The scope of the internal audit activity is outlined in the internal audit charter and continues to evolve in line with changes in the broader business environment. Process design is certainly an area where internal audit can add value; in fact, when I was the chief audit executive at a rail organization about twenty years ago I had a multi-disciplinary internal audit team and this included a business process engineering expert. So, the concept is not new of itself. It remains one of the options in the auditor’s toolbox.

• Is a move toward blockchain and smart contracts going to have a significant impact on the Auditing function?

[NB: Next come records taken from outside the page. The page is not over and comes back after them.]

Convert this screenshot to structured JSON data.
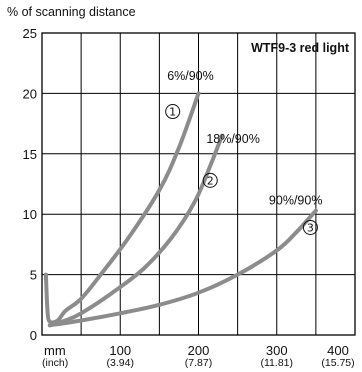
{
  "chart_data": {
    "type": "line",
    "title": "WTF9-3 red light",
    "ylabel": "% of scanning distance",
    "xlabel": "",
    "x_unit_label": "mm",
    "x_unit_label_secondary": "(inch)",
    "xlim": [
      0,
      400
    ],
    "ylim": [
      0,
      25
    ],
    "grid": true,
    "x_ticks": [
      {
        "value": 100,
        "label": "100",
        "sublabel": "(3.94)"
      },
      {
        "value": 200,
        "label": "200",
        "sublabel": "(7.87)"
      },
      {
        "value": 300,
        "label": "300",
        "sublabel": "(11.81)"
      },
      {
        "value": 400,
        "label": "400",
        "sublabel": "(15.75)"
      }
    ],
    "y_ticks": [
      {
        "value": 0,
        "label": "0"
      },
      {
        "value": 5,
        "label": "5"
      },
      {
        "value": 10,
        "label": "10"
      },
      {
        "value": 15,
        "label": "15"
      },
      {
        "value": 20,
        "label": "20"
      },
      {
        "value": 25,
        "label": "25"
      }
    ],
    "series": [
      {
        "name": "6%/90%",
        "marker": "①",
        "color": "#8c8c8c",
        "points": [
          [
            5,
            5
          ],
          [
            7,
            2
          ],
          [
            10,
            1.1
          ],
          [
            20,
            1.2
          ],
          [
            30,
            2
          ],
          [
            50,
            3
          ],
          [
            75,
            5
          ],
          [
            110,
            8
          ],
          [
            150,
            12
          ],
          [
            175,
            15.5
          ],
          [
            200,
            20
          ]
        ],
        "label_at": [
          160,
          21.1
        ],
        "marker_at": [
          167,
          18.5
        ]
      },
      {
        "name": "18%/90%",
        "marker": "②",
        "color": "#8c8c8c",
        "points": [
          [
            10,
            0.8
          ],
          [
            30,
            1.2
          ],
          [
            50,
            1.8
          ],
          [
            90,
            3.5
          ],
          [
            130,
            5.5
          ],
          [
            165,
            8
          ],
          [
            195,
            11
          ],
          [
            215,
            14
          ],
          [
            230,
            16.5
          ]
        ],
        "label_at": [
          210,
          15.9
        ],
        "marker_at": [
          215,
          12.8
        ]
      },
      {
        "name": "90%/90%",
        "marker": "③",
        "color": "#8c8c8c",
        "points": [
          [
            10,
            0.8
          ],
          [
            50,
            1.2
          ],
          [
            100,
            1.8
          ],
          [
            150,
            2.5
          ],
          [
            200,
            3.5
          ],
          [
            250,
            5
          ],
          [
            300,
            7
          ],
          [
            325,
            8.5
          ],
          [
            350,
            10.3
          ]
        ],
        "label_at": [
          290,
          10.8
        ],
        "marker_at": [
          343,
          8.9
        ]
      }
    ],
    "annotations": {
      "title_box_text": "WTF9-3 red light"
    }
  }
}
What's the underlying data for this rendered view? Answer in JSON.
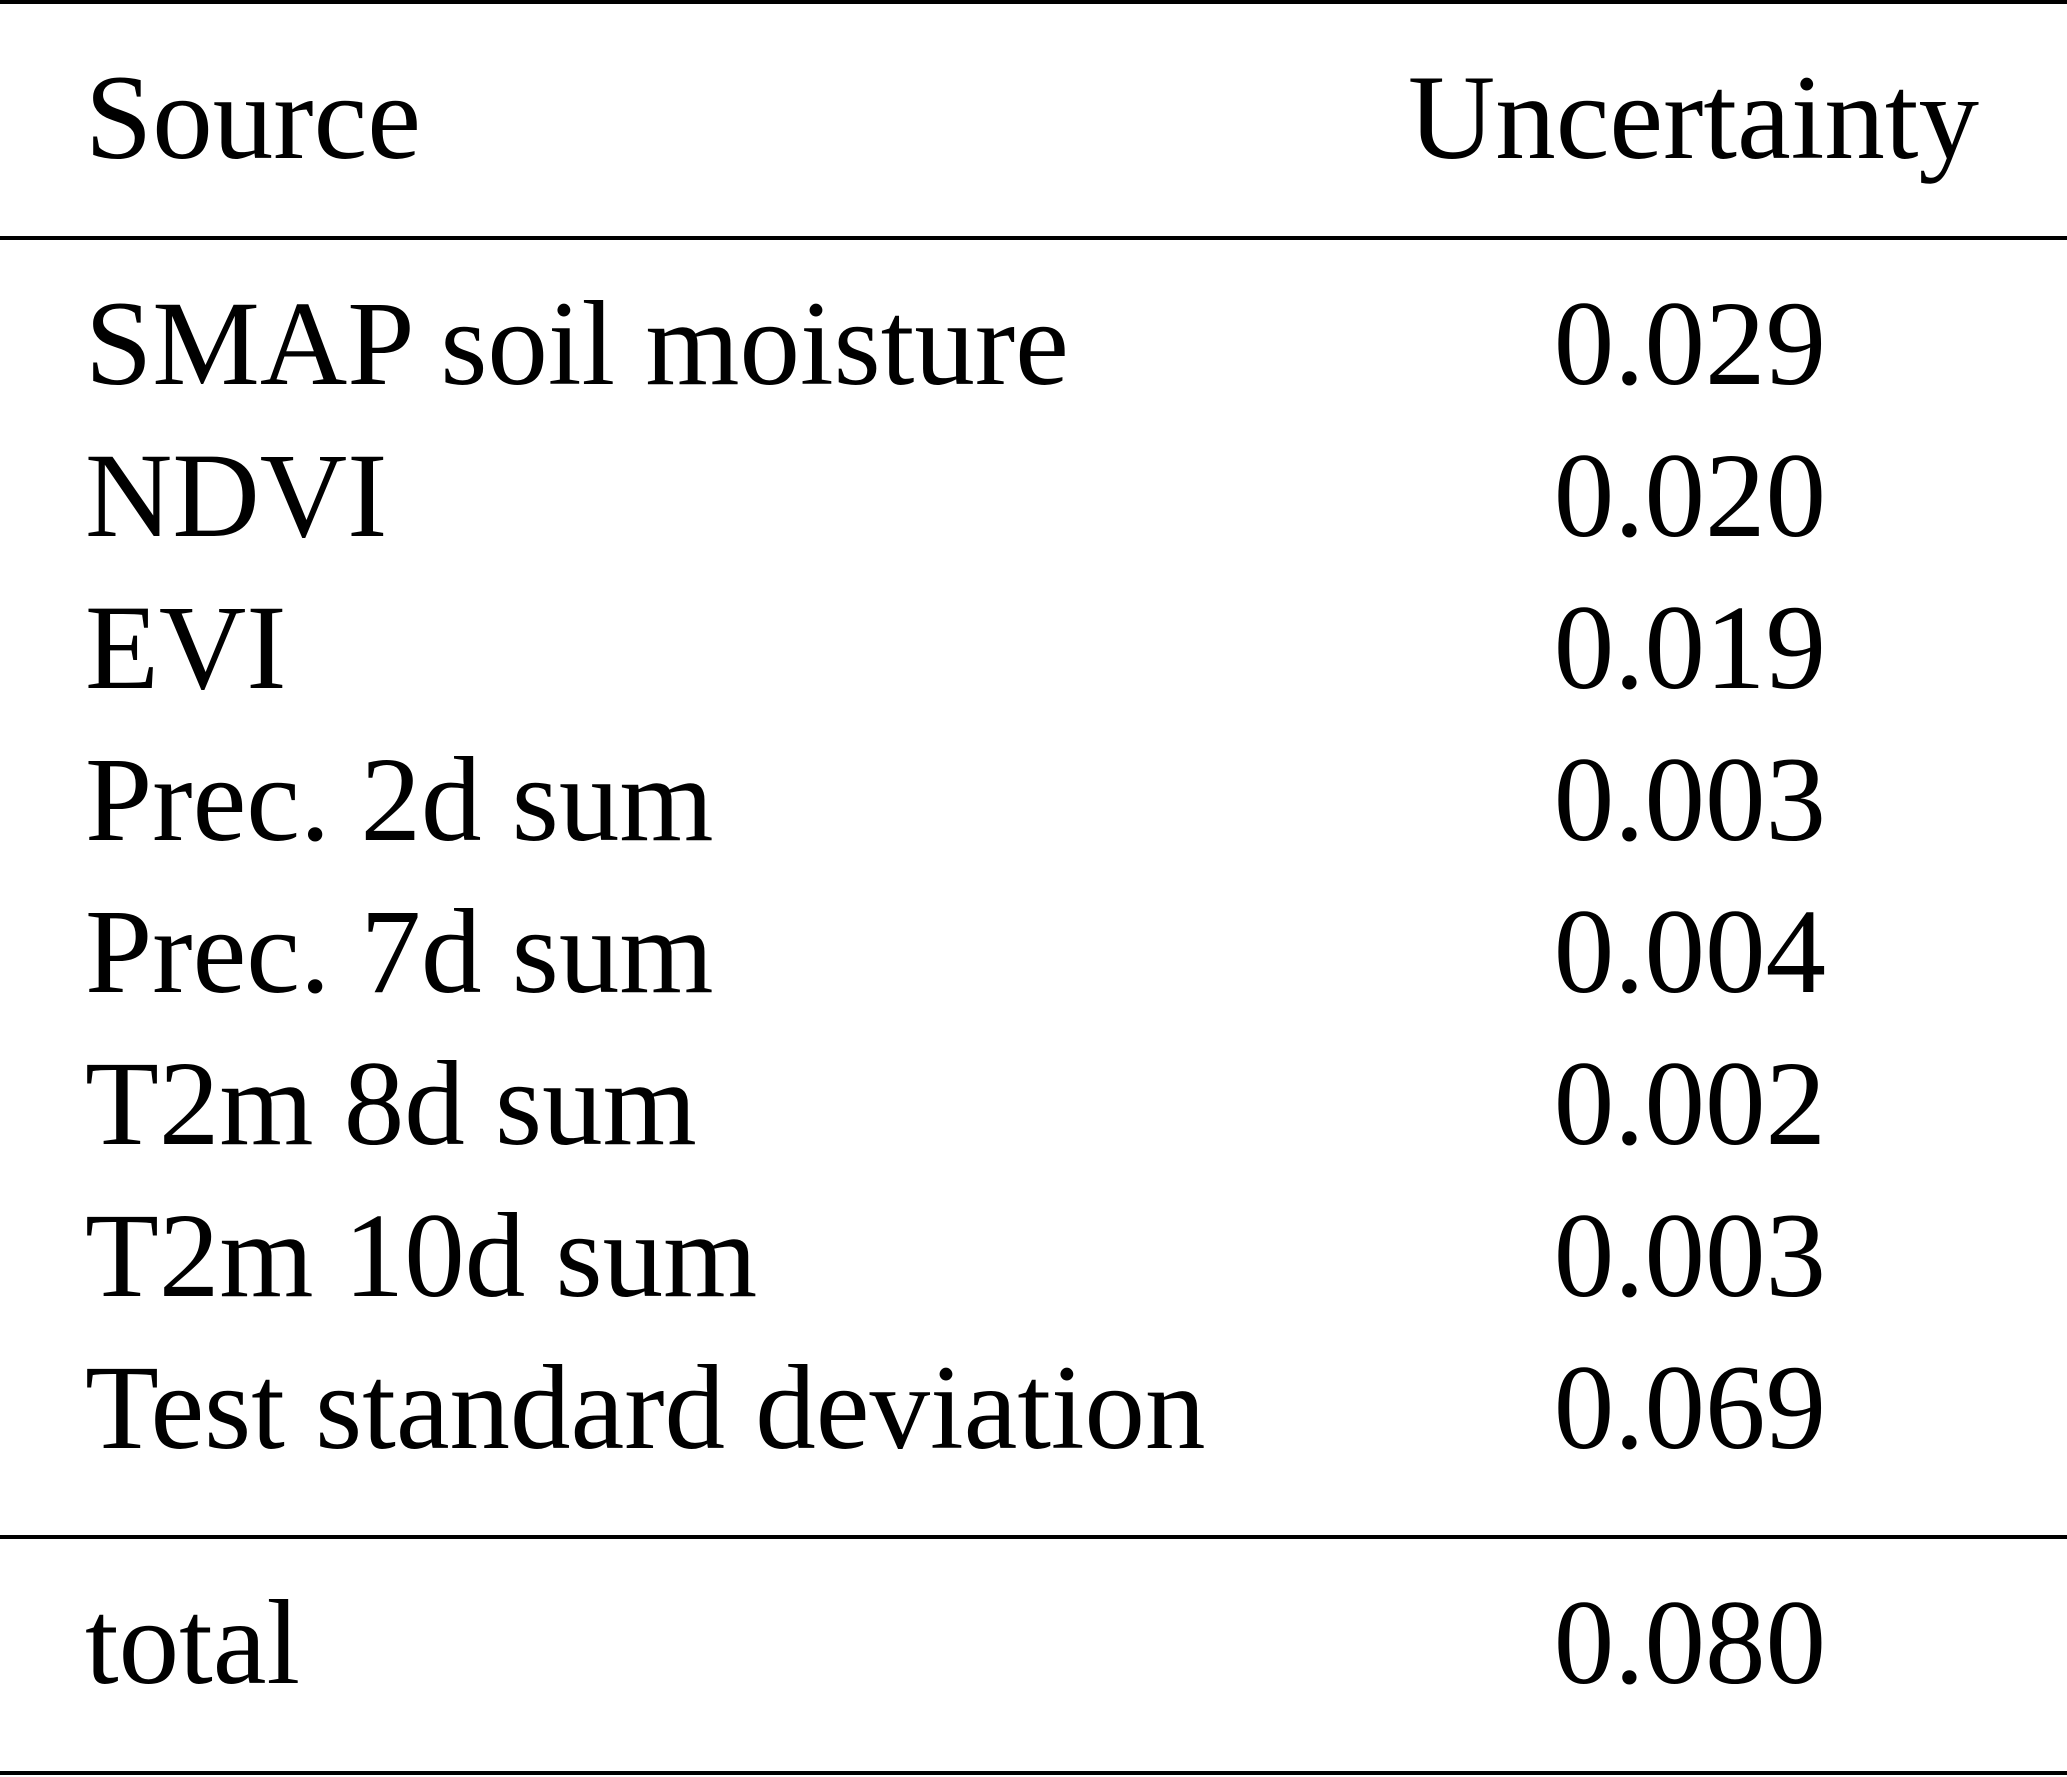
{
  "table": {
    "header": {
      "source": "Source",
      "uncertainty": "Uncertainty"
    },
    "rows": [
      {
        "source": "SMAP soil moisture",
        "uncertainty": "0.029"
      },
      {
        "source": "NDVI",
        "uncertainty": "0.020"
      },
      {
        "source": "EVI",
        "uncertainty": "0.019"
      },
      {
        "source": "Prec. 2d sum",
        "uncertainty": "0.003"
      },
      {
        "source": "Prec. 7d sum",
        "uncertainty": "0.004"
      },
      {
        "source": "T2m 8d sum",
        "uncertainty": "0.002"
      },
      {
        "source": "T2m 10d sum",
        "uncertainty": "0.003"
      },
      {
        "source": "Test standard deviation",
        "uncertainty": "0.069"
      }
    ],
    "footer": {
      "source": "total",
      "uncertainty": "0.080"
    }
  }
}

Any changes to financial transactions and the underlying financial instruments will have an impact on auditing, though this is likely to be more challenging for the external auditors. The audit plan for internal auditors is now much broader than the organization’s financial stewardship – which often represents a relatively small proportion of the overall internal audit work nowadays – so will have a lesser impact on the internal auditing function.

Five Key Takeaways

1. Internal auditors need to be mindful of the expectations on business leaders to deliver value to customers, invest in employees, deal fairly and ethically with suppliers, support their communities, and generate long-term value for shareholders.
2. Audit committees are increasingly talking about underlying forces that need special focus, such as the emergence of environmental, social and governance (ESG); supply chains; modern slavery; wage theft; loosening of red tape; sovereignty; globalization; and, quantum computers.
3. There are many new technological developments that will reshape the way businesses operate in the future through innovative methods, systems and devices, so data privacy and security will remain a primary concern for most people given the anticipated huge increase in the number of cyber-crimes and hackers, commensurate with the increase of internet usage.
4. Governance, risk management, compliance, assurance and audit professionals need to be innovative in what they do and how they do it to evolve from a hindsight perspective where they traditionally reported on the past, to delivering insights that help business managers now, and ultimately, they need to share foresight that helps business managers run the business in the future.
5. Lifelong learning will continue to be a prominent factor in how we develop, and how we constantly reinvent ourselves and the profession, with governance, risk, compliance and assurance professionals expected to embrace and champion emerging technologies and new ways of working.

Bio:

Bruce is an active company director and audit committee chair. He is a well-respected transformational leader with deep and broad professional governance, risk, compliance and audit experience. He was appointed a Member of the Order of Australia (AM) in the Queen’s Birthday Honours of 2015 in recognition of his significant service to public administration through governance and risk management practices, and to the profession of internal auditing.